Twelve climate scenarios from RCP 8.5, often thought to be the worst-case scenario prediction, were considered using 5-year intervals from 2030 to 2080. These were down-scaled using various sub-daily methods which exhibited mixed results. Using the bubble plume arrangement at Blagdon, eight of these scenarios showed statistically significant trends of increasing mean water temperature increasing with the warming climate. On average, across all the scenarios this increase is around 2.7 °C between 2030 and 2080. Only two scenarios showed a statistically significant trend of decreasing mixing events and no scenarios showed a meaningful trend of changing energy requirements to mix the reservoir. The majority of the evidence suggests that, while the reservoir warmed, the present stratification regime will likely continue with no significant climate-induced changes to the current stratification regimes. Though some scenarios showed some evidence of gradual shift to monomitic conditions, scenarios 6 and 11 showed a significant increase in the extent (between 0.2 and 0.3 % of the reservoir per year) and length of stratification (between 0.4 and 0.7 days per year).
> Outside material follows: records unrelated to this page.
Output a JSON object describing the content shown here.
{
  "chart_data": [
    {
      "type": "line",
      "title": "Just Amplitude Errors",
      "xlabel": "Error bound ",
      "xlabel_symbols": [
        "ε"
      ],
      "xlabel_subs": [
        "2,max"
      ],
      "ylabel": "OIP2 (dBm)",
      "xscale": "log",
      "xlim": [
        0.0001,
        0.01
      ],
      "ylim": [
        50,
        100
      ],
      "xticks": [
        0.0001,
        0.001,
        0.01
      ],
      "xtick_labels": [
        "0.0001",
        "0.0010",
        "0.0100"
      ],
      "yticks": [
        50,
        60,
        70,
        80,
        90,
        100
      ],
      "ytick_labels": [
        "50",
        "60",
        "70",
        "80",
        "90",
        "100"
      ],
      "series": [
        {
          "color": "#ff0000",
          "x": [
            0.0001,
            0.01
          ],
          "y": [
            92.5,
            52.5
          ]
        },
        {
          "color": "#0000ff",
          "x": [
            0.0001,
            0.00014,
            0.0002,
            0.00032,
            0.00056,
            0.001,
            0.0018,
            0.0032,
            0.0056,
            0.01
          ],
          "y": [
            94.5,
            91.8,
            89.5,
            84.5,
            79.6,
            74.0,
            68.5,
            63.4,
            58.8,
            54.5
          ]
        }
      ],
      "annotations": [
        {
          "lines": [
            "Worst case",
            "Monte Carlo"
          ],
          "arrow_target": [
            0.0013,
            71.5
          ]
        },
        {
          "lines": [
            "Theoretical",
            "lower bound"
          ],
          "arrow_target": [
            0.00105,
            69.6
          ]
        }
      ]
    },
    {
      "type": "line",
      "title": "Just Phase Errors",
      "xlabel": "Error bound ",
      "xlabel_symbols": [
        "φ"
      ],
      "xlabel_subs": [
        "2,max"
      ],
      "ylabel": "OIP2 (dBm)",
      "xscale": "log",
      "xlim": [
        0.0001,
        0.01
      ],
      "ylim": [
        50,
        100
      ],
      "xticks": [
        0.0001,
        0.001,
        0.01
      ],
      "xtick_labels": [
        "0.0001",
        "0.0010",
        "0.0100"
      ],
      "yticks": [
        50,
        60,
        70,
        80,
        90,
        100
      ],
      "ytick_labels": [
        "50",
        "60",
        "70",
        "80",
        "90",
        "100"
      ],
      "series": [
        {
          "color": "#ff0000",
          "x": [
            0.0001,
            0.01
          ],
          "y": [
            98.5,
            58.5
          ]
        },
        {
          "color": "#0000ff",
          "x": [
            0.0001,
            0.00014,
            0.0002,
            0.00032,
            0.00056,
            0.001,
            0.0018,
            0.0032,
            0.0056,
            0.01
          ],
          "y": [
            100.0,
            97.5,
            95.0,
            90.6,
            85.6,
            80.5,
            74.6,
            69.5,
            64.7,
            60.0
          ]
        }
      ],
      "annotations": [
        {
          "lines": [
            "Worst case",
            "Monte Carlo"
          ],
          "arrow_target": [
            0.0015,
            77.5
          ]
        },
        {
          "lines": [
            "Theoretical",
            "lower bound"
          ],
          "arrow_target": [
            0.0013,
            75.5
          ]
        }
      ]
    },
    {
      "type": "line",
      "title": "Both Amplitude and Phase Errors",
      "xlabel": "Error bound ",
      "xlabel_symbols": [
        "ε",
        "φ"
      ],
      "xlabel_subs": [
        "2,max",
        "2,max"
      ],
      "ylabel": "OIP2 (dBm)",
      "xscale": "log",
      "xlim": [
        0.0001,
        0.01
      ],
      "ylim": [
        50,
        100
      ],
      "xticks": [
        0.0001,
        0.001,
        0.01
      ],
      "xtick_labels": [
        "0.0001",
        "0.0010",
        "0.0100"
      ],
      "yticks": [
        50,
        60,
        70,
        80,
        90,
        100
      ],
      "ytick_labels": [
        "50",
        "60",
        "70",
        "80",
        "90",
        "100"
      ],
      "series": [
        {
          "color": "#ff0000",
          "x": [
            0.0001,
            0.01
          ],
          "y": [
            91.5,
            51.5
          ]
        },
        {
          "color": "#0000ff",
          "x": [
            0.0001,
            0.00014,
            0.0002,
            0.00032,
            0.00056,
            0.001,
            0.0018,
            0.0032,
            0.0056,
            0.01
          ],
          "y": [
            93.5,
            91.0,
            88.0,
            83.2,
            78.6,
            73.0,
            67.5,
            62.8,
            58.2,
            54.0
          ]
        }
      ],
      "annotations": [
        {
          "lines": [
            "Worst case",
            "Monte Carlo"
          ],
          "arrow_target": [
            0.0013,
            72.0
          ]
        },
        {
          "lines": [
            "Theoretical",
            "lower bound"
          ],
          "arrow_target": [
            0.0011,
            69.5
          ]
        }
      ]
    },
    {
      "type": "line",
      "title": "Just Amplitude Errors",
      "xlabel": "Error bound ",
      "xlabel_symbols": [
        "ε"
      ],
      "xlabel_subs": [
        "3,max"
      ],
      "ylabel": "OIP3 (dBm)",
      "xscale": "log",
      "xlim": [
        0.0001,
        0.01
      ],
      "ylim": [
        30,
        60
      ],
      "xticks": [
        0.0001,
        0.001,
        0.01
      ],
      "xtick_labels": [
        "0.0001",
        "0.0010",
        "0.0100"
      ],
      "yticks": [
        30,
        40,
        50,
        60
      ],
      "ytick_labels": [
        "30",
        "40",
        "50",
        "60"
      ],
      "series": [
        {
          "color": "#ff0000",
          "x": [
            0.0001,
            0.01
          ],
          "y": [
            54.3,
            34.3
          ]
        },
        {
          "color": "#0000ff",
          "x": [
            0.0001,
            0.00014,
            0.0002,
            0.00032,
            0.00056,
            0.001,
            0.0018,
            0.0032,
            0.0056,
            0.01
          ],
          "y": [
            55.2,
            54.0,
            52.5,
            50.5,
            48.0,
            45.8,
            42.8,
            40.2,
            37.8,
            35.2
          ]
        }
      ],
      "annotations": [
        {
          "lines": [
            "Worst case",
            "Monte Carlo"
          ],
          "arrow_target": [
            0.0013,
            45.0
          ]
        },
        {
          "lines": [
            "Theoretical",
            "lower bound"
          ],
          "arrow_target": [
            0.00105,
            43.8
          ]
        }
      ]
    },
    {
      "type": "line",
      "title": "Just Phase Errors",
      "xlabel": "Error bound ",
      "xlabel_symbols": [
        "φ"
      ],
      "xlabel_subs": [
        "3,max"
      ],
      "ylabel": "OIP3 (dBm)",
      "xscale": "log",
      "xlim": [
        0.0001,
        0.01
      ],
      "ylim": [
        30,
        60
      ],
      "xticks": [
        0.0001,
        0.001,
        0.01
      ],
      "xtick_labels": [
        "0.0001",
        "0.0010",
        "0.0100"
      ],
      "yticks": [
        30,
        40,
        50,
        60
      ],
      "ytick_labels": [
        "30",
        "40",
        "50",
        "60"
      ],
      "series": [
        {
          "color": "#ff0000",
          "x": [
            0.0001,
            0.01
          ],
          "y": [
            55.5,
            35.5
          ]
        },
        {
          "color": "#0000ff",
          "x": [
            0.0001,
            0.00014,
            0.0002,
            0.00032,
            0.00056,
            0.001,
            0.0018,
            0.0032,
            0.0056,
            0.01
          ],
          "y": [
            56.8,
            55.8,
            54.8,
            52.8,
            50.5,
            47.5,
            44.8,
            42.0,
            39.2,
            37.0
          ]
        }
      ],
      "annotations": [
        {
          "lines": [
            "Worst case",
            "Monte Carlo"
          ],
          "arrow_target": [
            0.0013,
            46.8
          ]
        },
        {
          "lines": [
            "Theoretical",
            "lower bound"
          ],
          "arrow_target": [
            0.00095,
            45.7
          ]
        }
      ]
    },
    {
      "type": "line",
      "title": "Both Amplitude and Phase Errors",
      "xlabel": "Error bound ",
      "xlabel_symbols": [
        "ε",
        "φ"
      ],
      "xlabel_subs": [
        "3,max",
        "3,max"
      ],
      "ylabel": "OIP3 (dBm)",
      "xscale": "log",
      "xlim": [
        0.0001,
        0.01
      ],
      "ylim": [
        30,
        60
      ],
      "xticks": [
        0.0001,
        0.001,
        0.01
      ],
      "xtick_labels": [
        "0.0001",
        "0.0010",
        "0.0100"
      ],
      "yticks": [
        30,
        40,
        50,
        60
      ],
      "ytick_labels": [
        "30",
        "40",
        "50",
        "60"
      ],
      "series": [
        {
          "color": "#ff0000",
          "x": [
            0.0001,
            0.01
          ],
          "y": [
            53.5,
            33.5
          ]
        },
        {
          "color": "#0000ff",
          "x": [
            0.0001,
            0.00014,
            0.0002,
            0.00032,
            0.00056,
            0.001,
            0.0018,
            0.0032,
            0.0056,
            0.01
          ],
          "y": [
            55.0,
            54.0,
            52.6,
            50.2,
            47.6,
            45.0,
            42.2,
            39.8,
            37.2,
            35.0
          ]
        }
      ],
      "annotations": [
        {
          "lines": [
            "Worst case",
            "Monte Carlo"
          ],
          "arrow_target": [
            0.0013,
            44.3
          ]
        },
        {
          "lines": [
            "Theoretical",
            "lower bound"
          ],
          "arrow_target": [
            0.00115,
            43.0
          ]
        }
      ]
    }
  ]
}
The results show that under the current bubble plume arrangement and operation, issues with stratification will remain; every model run showed the presence of stratification, with maximum S of 15 Jm or greater. To prevent further stratification-related issues with source water quality, reservoir managers need to consider what mitigation options might be required to be more effective in the future. Here, in situ observations demonstrated that bubble plumes are currently not fully effective and, under modelled scenarios, their ineffectiveness will likely continue. The bubble plumes are currently being operated below the given threshold of airflow of 9.2 m3 min km for total mixing; targeting this threshold could be a better approach for future proofing. Modelling can be an effective tool for reservoir managers to proactively assess the effectiveness of current reservoir management schemes as well as necessary mitigation in the future. This approach will support evidence-based decisions on whether further mitigation and/or enhancement of current management strategies are required.
Future work could examine similar aeration systems in future climates to see how these will perform in comparison to results obtained for Blagdon Lake. Consideration should be placed on how to improve best practice for such artificial destratification systems to safeguard against future water quality risk. A wider range of climate scenarios could also be considered to establish a broader scope of possible responses to future climatic change.